The rise of uber

The hot new brand is Uber. Uber, although based on a seemingly simple idea, has revolutionized transport by creating a reliable and transparent service that the consumer can operate from their smartphone. As a technologically based service, Uber, has disrupted the established industry by making its own rules and gaining massive public support.

Uber was founded in 2009 by Garrett Camp and Travis Kalanick in San Francisco. It launched in Beta in 2010 and the service and mobile app were officially launched in 2011. Now (in early 2016) it is in 400 cities and growing fast.

Uber brands

Using Uber’s standard service you summon a car on your smart-phone and the driver is paid automatically by credit card. Uber has already diversified into economy, premium (limousine), and assisted (to accommodate help with wheel-chairs etc) services. It has tried UberPop (for untrained drivers), UberPool (car pooling) and it is leveraging its brand into food, UberEats, delivery services, UberRush, and even water taxi services in Instanbul and Paris called UberBOAT (UberBateau). It has even developed a game UberDriver, where the user becomes an Uber driver and takes customers to destinations around San Francisco.


Uber has spurned a new business model and also a new business buzz word: uberisation which is defined as the conversion of jobs and services into tasks that can be requested on-demand (it is taking freelancing into sectors where it has not been used before).

The importance of Über

Although most of the success of Uber as a modern brand is from its appeal to consumers for its disruptiveness it has also tapped into a strong brand name, Uber, that has taken hold in pop culture in the last few decades.

The word has you may have guessed, comes from German. It is a very everyday word meaning above and in English, over, is its direct cousin.

Uber in literature

The adoption of uber into English has an interesting history. To English readers of literature its most familiar manifestation is in the word Übermensch famously used by the German philosopher, Nietzsche in Thus Spake Zarathustra (1885) to describe the ideal, superior man of the future who would rise above conventional morality to create and impose his own values. It was translated mostly as superman and therefore uber remained a German word.

George Bernard Shaw used the English word in his 1903 play Man and Superman, which touched on some of Nietzche’s themes. Jerry Siegel and Joe Shuster created their Superman, the all-American comic-book hero, a few decades later (Superman first appeared in the first edition of Action Comic in June 1938).

The late 20th century revival of uber happened around the late 70s early 80s.

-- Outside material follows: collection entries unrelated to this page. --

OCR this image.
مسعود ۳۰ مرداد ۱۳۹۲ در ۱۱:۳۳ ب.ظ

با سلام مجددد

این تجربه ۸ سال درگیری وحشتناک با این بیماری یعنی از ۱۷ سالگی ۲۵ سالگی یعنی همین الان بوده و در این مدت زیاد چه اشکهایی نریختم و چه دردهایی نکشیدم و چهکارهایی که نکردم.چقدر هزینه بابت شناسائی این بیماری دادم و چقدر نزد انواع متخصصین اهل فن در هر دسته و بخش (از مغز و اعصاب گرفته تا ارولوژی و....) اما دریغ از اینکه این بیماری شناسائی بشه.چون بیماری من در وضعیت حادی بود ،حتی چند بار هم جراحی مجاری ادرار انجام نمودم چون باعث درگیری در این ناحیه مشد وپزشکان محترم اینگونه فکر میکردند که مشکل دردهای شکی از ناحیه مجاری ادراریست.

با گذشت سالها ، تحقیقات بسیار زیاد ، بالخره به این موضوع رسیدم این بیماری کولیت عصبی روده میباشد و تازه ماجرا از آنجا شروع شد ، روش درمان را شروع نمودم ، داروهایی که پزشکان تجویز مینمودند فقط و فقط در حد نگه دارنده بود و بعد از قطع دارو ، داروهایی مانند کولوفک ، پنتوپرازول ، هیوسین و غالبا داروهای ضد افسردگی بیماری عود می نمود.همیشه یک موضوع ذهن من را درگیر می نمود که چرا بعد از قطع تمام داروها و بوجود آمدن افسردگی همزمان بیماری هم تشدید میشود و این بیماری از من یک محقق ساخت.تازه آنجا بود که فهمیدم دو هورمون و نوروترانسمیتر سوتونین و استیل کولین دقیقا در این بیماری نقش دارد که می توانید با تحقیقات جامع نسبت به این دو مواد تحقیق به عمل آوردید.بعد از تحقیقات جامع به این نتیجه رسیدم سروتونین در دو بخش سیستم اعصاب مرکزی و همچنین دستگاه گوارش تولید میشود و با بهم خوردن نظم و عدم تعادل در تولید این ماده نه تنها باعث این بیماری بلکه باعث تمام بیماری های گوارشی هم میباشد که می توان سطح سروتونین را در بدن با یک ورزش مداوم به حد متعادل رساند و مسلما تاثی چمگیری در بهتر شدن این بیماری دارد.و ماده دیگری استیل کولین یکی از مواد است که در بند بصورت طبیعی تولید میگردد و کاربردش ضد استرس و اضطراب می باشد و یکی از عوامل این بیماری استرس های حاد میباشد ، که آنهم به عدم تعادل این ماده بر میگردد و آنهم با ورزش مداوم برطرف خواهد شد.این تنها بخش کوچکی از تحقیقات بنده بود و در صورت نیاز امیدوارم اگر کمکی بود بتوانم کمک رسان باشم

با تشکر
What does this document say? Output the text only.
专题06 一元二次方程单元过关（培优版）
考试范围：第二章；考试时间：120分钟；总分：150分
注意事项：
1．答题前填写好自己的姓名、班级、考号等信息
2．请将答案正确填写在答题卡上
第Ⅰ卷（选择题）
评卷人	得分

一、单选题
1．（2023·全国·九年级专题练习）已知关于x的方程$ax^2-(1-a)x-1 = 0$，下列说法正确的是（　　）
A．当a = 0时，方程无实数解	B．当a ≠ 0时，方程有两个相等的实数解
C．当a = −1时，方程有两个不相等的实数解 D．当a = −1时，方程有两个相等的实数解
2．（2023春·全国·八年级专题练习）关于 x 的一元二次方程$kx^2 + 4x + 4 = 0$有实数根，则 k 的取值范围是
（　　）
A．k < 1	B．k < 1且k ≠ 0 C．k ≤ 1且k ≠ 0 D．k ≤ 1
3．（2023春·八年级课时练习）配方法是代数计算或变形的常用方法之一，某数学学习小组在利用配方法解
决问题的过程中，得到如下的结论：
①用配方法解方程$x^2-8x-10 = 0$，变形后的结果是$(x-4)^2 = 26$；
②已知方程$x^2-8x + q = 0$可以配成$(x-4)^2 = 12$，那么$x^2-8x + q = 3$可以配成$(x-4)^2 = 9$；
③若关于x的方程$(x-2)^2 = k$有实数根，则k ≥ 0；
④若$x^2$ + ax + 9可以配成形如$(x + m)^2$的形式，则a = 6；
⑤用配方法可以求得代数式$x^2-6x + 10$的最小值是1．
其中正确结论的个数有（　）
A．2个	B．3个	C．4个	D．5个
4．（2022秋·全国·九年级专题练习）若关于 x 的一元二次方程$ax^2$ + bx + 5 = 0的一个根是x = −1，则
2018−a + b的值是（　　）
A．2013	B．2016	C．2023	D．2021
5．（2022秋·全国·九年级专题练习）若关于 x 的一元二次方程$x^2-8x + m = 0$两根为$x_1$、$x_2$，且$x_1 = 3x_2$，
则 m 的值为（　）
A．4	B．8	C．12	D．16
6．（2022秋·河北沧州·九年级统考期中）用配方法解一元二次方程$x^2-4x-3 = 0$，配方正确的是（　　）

One story is that its renewed popularity was due to American punk band, The Dead Kennedys’, satirical political song California Uber Alles, a parody of the German anthem Deustchland Uber Alles (Germany Above All, which was much favoured by the Nazis).

Uber was picked up by Californian youth culture and became popular online (it is also often still spelt with the umlaut as Über). It is commonly used in online gaming to describe the ultimate, above all, the best, top, the leader. So it is not surprising that Uber, when a Californian start-up, picked it up as the brand name for their service that, based on its meteoric rise so far, is destined to be one of the world’s top brands.